For palate closure, our center differentiates between isolated CP and CLP. In the case of CP only, the cleft palate is repaired in one-step with a pedicle flap plasty according to Veau [62]. In the case of CLP, palate closure is a two-step process after lip repair. First, Pichler plasty is performed to close the hard palate [63]. After 3 months, analogous to CP only, the soft palate is closed using the pedicle flap-plasty according to Veau.

The rate of corrective surgery in the present study was 10.6%, and regarding the subcollective of patients who received primary surgery according to the University Medical Center Goettingen treatment protocol, the rate was 2.2% and therefore lower compared to other studies, which reported corrective surgeries in 33%, 56.9%, and 69.3% of all treated cases [64,65,66].This low rate can reflect the center’s restrictive approach regarding corrective surgery and might provide an argument for a stringent treatment protocol. However, surgical and clinical experience plays a major role in cleft surgery, not only the capacity of the surgeon itself but of the whole team can improve the outcome [67, 68].

There are some limitations to this study, including that the data were acquired retrospectively. The analysis includes all patients presented to our center since the introduction of the treatment concept. Consequently, all age groups were represented in the patient collective. Due to the concept, the primary operations of the cleft for complete closure were all completed within the first 15 months of life. Certainly, this is a patient population in flux, as patients who presented as newborns in 2019 had not completed 18 years of life by the time data collection was completed, and further surgical interventions were pending in accordance with the treatment plan. Thus, interdisciplinary care continues through the consultation for all patients who are not yet adults. Furthermore, medical records can contain errors and be incomplete. Even though most of the documentation was accomplished by the same surgeon, some records were completed by his representative. Moreover, the results are very specific for the area of Lower Saxony in Germany and may not be generalizable to other populations. However, this focus was chosen on purpose because data for this geographic area were missing.

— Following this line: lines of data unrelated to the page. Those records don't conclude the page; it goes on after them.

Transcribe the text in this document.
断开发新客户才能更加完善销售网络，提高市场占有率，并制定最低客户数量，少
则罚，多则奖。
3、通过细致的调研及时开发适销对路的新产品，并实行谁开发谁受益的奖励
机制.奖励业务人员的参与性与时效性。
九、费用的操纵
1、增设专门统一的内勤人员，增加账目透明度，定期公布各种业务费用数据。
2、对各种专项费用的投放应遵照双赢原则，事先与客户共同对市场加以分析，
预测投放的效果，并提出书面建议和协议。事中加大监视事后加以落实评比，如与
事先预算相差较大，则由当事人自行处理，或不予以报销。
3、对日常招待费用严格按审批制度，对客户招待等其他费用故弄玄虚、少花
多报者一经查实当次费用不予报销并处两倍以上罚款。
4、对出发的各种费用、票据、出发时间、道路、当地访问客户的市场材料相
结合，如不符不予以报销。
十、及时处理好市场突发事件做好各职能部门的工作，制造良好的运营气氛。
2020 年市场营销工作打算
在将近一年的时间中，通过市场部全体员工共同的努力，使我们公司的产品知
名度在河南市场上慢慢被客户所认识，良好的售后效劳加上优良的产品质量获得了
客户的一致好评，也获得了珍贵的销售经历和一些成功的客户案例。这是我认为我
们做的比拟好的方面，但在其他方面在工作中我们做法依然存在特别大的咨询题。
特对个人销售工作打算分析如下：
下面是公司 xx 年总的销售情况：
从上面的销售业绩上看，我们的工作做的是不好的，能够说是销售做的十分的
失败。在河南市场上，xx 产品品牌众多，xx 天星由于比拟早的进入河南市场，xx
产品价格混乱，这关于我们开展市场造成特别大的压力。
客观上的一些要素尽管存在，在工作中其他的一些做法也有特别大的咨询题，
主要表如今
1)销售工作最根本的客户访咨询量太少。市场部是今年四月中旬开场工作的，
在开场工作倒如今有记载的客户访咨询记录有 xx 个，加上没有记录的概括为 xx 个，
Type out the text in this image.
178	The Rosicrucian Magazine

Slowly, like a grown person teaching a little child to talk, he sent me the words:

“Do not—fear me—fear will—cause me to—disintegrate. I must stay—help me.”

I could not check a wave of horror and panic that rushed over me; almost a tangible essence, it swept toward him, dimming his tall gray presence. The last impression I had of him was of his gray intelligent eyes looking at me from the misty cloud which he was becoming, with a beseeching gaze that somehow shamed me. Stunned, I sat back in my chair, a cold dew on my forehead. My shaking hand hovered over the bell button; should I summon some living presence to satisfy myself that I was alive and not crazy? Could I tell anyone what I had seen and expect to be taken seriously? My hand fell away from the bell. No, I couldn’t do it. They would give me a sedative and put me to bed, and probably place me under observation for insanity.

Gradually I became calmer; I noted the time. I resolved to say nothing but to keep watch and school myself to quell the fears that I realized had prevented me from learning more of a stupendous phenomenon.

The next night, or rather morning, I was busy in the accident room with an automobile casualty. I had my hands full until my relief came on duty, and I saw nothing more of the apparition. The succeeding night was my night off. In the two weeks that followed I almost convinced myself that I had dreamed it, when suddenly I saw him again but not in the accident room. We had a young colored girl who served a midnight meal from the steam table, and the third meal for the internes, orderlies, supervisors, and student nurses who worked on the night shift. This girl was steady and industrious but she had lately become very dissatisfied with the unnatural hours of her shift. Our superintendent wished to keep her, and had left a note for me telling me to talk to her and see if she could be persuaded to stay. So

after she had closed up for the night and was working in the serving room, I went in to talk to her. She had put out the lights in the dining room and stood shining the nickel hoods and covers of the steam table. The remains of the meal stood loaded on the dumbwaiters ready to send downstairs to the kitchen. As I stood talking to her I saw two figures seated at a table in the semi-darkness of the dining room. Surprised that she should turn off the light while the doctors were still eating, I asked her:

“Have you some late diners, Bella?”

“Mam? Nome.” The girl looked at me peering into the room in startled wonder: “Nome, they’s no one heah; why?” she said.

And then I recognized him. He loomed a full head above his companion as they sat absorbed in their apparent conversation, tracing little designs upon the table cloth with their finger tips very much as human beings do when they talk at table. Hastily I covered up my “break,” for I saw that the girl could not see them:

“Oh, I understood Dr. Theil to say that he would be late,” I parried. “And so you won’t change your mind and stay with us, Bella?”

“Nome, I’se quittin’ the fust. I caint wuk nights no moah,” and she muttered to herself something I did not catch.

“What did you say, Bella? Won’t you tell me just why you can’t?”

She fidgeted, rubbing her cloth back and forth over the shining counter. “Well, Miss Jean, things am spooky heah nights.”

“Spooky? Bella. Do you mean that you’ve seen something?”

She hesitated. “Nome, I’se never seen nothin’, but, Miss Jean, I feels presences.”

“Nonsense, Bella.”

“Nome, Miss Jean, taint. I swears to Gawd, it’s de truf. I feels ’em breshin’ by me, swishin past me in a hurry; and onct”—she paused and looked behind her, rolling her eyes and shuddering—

In summary, the epidemiological and clinical characteristics of patients with cleft in Lower Saxony Germany are consistent with the literature. The large number of comorbidities calls for an interdisciplinary approach with special attention to the potential presence of cardiovascular disease in non-syndromic patients with a CL/P. A stringent treatment protocol and multidisciplinary approach is essential in oro-facial cleft care.